Exclusive Review: HORNS (2014){0}

When Iggy Perrish (Daniel Radcliffe) promised to love his girlfriend Merrin (Juno Temple) for the rest of his life, she replied “Just love me for the rest of mine.” That life turned out to be cut tragically short when she was brutally murdered. Iggy himself is the chief suspect: hounded day and night by the local press, publicly blamed by Merrin’s distraught father (David Morse), and suspected even by his own parents (James Remar and Kathleen Quinlan), only his lawyer (Max Minghella), Lee, believes him to be incapable of killing. “You don’t think I’m capable of murder?” Iggy fires back, bitterly. “Just put me in a room with the guy who really killed her.”

Devastated by Merrin’s death, Iggy gets blind drunk one night, and when he wakes up the next morning, horns –­ actual, honest-to-goodness ram-slash-devil horns – have sprouted on his head. Panicked, he heads to the doctor’s surgery, where he finds that nobody seems to care much about the horns: however, everyone is eager to reveal their innermost thoughts and most wanton desires. Already devastated by his girlfriend’s murder, and shocked to the core by his new forehead furniture, Iggy now has a new issue to deal with:everyone in the town seems to have lost their damn mind. With no help from his doctor, the local priest, or his own parents, Iggy finally turns to his lawyer friend Lee… only to discover that he can’t see Iggy’s new protuberances. Could it be that only those who believe Iggy to be evil incarnate see him as the devil undisguised?

As anyone familiar with Joe Hill’s novel will know by now, all of the plot details are present in Alexandre Aja’s adaptation of Horns, and there’s no doubt that Daniel Radcliffe is inspired casting – and diabolically good – as the pale, hollow-eyed, jittery twentysomething whose life has come crashing around his ears. The special effects are also terrific, which is helpful because films of this specific kind (dark fantasy/magical realism) are often dependent on seamless special effects in order to maintain suspension of disbelief.

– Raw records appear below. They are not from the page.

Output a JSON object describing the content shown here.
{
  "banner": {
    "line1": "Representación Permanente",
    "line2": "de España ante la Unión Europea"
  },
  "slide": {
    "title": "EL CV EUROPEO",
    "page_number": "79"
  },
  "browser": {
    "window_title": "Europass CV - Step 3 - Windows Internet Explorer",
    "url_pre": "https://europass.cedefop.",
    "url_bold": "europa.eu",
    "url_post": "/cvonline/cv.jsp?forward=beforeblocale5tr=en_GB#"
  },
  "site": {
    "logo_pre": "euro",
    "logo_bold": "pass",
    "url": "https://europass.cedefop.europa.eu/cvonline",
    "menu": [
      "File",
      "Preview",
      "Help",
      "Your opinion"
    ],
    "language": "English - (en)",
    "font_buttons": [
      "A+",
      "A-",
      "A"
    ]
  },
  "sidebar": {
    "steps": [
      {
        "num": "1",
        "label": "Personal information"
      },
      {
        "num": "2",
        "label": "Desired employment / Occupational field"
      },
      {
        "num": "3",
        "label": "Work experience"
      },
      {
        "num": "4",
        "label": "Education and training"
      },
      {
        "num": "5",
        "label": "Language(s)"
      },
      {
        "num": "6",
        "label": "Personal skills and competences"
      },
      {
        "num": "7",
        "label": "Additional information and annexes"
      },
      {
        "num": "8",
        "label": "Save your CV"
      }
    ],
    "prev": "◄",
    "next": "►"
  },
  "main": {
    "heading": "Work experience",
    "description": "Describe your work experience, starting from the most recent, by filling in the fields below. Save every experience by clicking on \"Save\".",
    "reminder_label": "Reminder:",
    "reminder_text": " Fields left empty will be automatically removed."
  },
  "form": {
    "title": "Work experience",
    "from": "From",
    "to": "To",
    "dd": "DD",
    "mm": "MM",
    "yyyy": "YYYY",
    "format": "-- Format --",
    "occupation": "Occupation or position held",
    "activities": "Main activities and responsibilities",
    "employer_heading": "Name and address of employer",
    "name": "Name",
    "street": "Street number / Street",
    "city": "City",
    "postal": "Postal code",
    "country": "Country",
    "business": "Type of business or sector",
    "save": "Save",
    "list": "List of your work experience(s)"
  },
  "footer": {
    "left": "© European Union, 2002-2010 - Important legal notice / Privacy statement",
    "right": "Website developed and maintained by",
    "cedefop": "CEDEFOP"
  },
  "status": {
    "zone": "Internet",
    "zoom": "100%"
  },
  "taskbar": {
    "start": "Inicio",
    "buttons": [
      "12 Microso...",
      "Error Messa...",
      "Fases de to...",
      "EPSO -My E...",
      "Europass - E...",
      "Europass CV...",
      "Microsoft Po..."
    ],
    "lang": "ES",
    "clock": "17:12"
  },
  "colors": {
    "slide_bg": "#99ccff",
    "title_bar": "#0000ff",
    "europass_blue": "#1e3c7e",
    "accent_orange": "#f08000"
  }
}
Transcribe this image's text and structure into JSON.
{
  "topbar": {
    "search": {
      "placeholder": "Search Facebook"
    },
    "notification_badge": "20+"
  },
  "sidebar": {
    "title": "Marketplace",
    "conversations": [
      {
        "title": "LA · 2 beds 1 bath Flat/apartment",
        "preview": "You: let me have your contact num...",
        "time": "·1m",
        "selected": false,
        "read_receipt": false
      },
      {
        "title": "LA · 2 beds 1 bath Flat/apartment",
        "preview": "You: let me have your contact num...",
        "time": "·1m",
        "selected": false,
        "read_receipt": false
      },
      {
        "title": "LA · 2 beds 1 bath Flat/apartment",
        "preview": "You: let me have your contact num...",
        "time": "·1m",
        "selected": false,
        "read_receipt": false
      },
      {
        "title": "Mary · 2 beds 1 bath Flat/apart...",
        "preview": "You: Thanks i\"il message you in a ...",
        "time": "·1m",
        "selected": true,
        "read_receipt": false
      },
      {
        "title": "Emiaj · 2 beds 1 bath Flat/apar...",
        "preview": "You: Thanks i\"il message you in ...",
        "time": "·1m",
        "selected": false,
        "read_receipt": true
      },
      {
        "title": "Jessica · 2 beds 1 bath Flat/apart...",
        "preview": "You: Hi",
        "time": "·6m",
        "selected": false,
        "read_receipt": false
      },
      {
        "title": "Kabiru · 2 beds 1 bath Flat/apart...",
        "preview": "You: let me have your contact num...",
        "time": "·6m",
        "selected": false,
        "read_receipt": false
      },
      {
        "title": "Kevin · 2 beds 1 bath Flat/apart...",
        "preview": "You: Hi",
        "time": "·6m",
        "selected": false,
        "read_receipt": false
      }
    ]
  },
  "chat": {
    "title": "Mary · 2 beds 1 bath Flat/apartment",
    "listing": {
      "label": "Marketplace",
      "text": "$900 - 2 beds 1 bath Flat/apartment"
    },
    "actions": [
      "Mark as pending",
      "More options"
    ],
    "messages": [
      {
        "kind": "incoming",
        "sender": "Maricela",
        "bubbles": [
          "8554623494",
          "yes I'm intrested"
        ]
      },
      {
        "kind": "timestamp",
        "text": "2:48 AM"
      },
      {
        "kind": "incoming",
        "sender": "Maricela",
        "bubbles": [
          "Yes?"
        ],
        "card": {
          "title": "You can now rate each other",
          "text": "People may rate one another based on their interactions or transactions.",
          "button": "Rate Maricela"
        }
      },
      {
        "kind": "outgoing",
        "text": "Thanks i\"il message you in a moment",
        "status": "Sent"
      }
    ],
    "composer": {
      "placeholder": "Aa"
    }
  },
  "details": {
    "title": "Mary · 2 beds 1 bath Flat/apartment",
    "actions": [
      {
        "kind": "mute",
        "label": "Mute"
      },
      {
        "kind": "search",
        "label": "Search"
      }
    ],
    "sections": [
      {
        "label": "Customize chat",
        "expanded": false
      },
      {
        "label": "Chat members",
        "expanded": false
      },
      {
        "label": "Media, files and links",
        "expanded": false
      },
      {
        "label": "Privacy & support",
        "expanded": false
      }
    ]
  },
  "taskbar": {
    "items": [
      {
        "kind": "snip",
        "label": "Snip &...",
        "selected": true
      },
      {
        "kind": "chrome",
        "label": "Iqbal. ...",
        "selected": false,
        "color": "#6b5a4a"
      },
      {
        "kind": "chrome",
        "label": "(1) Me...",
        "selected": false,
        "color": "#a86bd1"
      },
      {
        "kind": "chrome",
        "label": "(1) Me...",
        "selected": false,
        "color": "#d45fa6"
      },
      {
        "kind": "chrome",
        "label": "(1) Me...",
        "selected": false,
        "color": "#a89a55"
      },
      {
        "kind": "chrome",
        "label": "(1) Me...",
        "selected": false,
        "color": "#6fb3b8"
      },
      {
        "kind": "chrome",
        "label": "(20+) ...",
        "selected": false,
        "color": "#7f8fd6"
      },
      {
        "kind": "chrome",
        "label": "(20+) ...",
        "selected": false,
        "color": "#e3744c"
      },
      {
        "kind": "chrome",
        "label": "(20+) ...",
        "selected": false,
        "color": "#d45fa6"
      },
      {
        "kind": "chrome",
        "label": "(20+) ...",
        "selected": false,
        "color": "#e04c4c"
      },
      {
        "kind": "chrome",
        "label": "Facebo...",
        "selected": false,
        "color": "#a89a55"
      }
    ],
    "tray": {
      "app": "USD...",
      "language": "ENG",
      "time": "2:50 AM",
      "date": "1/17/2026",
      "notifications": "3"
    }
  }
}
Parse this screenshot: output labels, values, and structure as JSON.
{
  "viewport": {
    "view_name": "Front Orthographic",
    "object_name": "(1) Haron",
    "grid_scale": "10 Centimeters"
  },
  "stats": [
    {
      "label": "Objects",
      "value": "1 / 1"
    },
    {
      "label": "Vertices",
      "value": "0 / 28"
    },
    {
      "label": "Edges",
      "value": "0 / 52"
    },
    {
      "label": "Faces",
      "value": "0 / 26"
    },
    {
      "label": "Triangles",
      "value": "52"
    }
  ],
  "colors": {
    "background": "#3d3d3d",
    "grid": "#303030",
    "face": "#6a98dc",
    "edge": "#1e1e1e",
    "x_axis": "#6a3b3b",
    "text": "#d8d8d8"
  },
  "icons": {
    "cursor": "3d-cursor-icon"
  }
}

Yet there’s something lacking in the movie version of Horns, and the blame lies both with Keith Bunin’s pedestrian screenplay – which largely ignores the subtextual substance of Hill’s novel in favour of a reductive this-happens-then-this-happens reading (a fate which often befalls adaptations of books by Hill’s father, Stephen King); but also with Aja’s direction, which turns what could have been a magical realist tale to touch The Fisher King into something that feels more like an episode ofGrimm or Once.

For fans of the novel, the film’s failings are doubly disappointing, so it’s difficult to know whether to recommend reading the book before seeing the film, or let the film stand, albeit unsteadily, on its own two feet. Either way, it’s worth seeing just for Radcliffe, who savesHorns from the flames of critical opprobrium with yet another performance of substance, conviction and tremendous heart.